Page 105 - Perempuan Dalam Gerakan Kebangsaan
P. 105
Dra. Triana Wulandari, M.SI., dkk. (eds.)
Sebagai hasil dari pembicaraan dalam Kongres Wanita Indonesia
ke III tahun 1938 yang tidak menjadi keputusan Kongres, Pemerintah
Hindia Belanda telah memberikan “hak untuk dipilih” (passief
kiesrecht) kepada kaum perempuan. Sehubungan dengan itu telah
dipilih 4 orang perempuan sebagai anggota Dewan Kota (Gemeente
Raad):
1. Ny. Emma Puradiredja di Bandung
2. Nn. Sri Oemiyati di Cirebon.
3. Ny. Sunaryo Mangunpuspito di Semarang.
4. Ny. Siti Sundari Sudirman di Surabaya.

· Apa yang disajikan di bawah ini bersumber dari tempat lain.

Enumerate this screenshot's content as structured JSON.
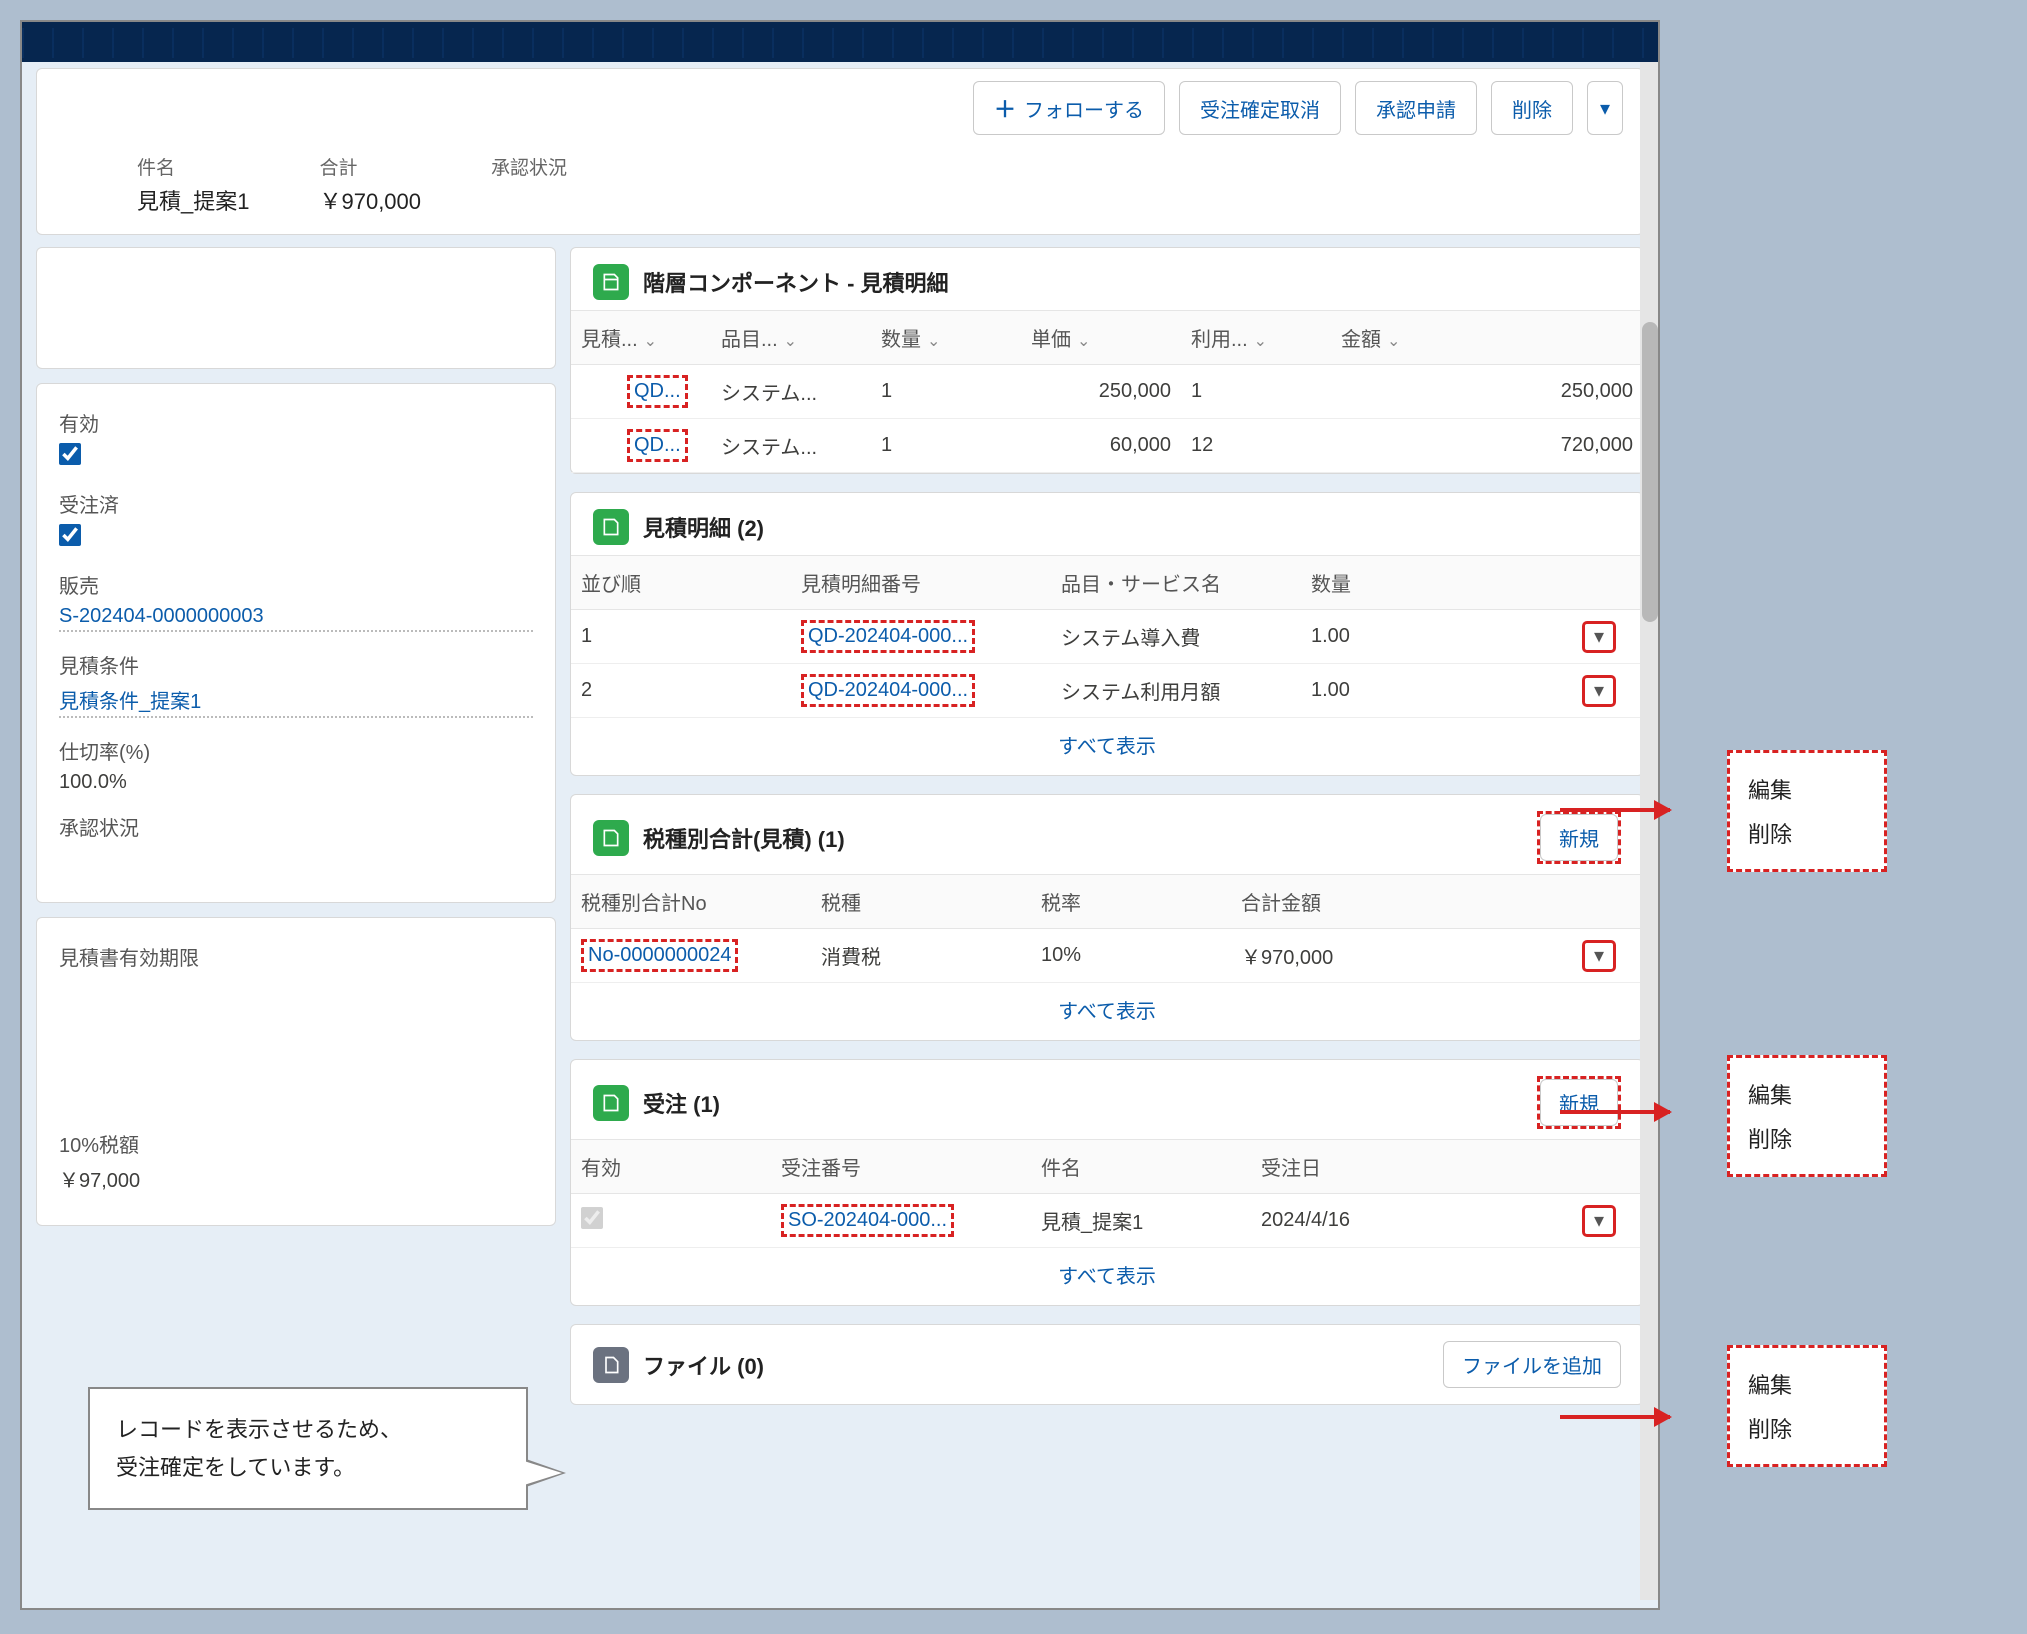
{
  "actions": {
    "follow": "フォローする",
    "cancel_confirm": "受注確定取消",
    "submit_approval": "承認申請",
    "delete": "削除"
  },
  "header_fields": {
    "subject_label": "件名",
    "subject_value": "見積_提案1",
    "total_label": "合計",
    "total_value": "￥970,000",
    "approval_label": "承認状況"
  },
  "detail": {
    "active_label": "有効",
    "ordered_label": "受注済",
    "sales_label": "販売",
    "sales_value": "S-202404-0000000003",
    "cond_label": "見積条件",
    "cond_value": "見積条件_提案1",
    "margin_label": "仕切率(%)",
    "margin_value": "100.0%",
    "approval_label": "承認状況",
    "valid_label": "見積書有効期限",
    "tax10_label": "10%税額",
    "tax10_value": "￥97,000"
  },
  "hier": {
    "title": "階層コンポーネント - 見積明細",
    "cols": {
      "c1": "見積...",
      "c2": "品目...",
      "c3": "数量",
      "c4": "単価",
      "c5": "利用...",
      "c6": "金額"
    },
    "rows": [
      {
        "id": "QD...",
        "name": "システム...",
        "qty": "1",
        "unit": "250,000",
        "use": "1",
        "amt": "250,000"
      },
      {
        "id": "QD...",
        "name": "システム...",
        "qty": "1",
        "unit": "60,000",
        "use": "12",
        "amt": "720,000"
      }
    ]
  },
  "qdetail": {
    "title": "見積明細 (2)",
    "cols": {
      "order": "並び順",
      "no": "見積明細番号",
      "item": "品目・サービス名",
      "qty": "数量"
    },
    "rows": [
      {
        "order": "1",
        "no": "QD-202404-000...",
        "item": "システム導入費",
        "qty": "1.00"
      },
      {
        "order": "2",
        "no": "QD-202404-000...",
        "item": "システム利用月額",
        "qty": "1.00"
      }
    ],
    "showall": "すべて表示"
  },
  "taxsum": {
    "title": "税種別合計(見積) (1)",
    "new": "新規",
    "cols": {
      "no": "税種別合計No",
      "type": "税種",
      "rate": "税率",
      "total": "合計金額"
    },
    "row": {
      "no": "No-0000000024",
      "type": "消費税",
      "rate": "10%",
      "total": "￥970,000"
    },
    "showall": "すべて表示"
  },
  "orders": {
    "title": "受注 (1)",
    "new": "新規",
    "cols": {
      "active": "有効",
      "no": "受注番号",
      "subject": "件名",
      "date": "受注日"
    },
    "row": {
      "no": "SO-202404-000...",
      "subject": "見積_提案1",
      "date": "2024/4/16"
    },
    "showall": "すべて表示"
  },
  "files": {
    "title": "ファイル (0)",
    "add": "ファイルを追加"
  },
  "callout": {
    "l1": "レコードを表示させるため、",
    "l2": "受注確定をしています。"
  },
  "menu": {
    "edit": "編集",
    "del": "削除"
  }
}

Ketika Komisi Visman dibentuk oleh Pemerintah Hindia
Belanda pada permulaan tahun 1941 untuk menyelidiki keinginan-
keinginan Bangsa Indonesia akan perubahan tatanegara, maka telah
diminta pendapat 2 orang perempuan Indonesia, yaitu: Ny. Sunarjo
Mangunpuspito yang mengajukan tuntutan “Indonesia Berparlemen”
dan Ny. Sri Mangunsarkoro menuntut “Indonesia Merdeka”.
Kongres Perempuan Indonesia ke IV di Semarang bulan Juli
1941, mengusulkan kepada anggota-anggota bangsa Indonesia dalam
Dewan Rakyat (Volksraad), supaya bahasa Indonesia dimasukkan
sebagai mata pelajaran tetap pada semua sekolah Menengah.
Tuntutan “Indonesia Berparlemen” merupakan salah satu putusan
Kongres. Di samping itu Kongres menuntut supaya perempuan
Indonesia diberi hak untuk memilih (actief kiesrecht). Kongres juga
mendukung penolakan GAPI terhadap “rancangan ordonansi wajib
militer terbatas” yang ditawarkan oleh Pemerintah Hindia Belanda.
Alasan penolakan tersebut ialah karena Perang Dunia II sudah
diambang pintu dan jika wajib militer diadakan, maka berarti bahwa
putra-putra Indonesia yang baru atau sedang dilatih sudah harus
berhadapan dengan tentara Jepang yang jauh lebih tangguh.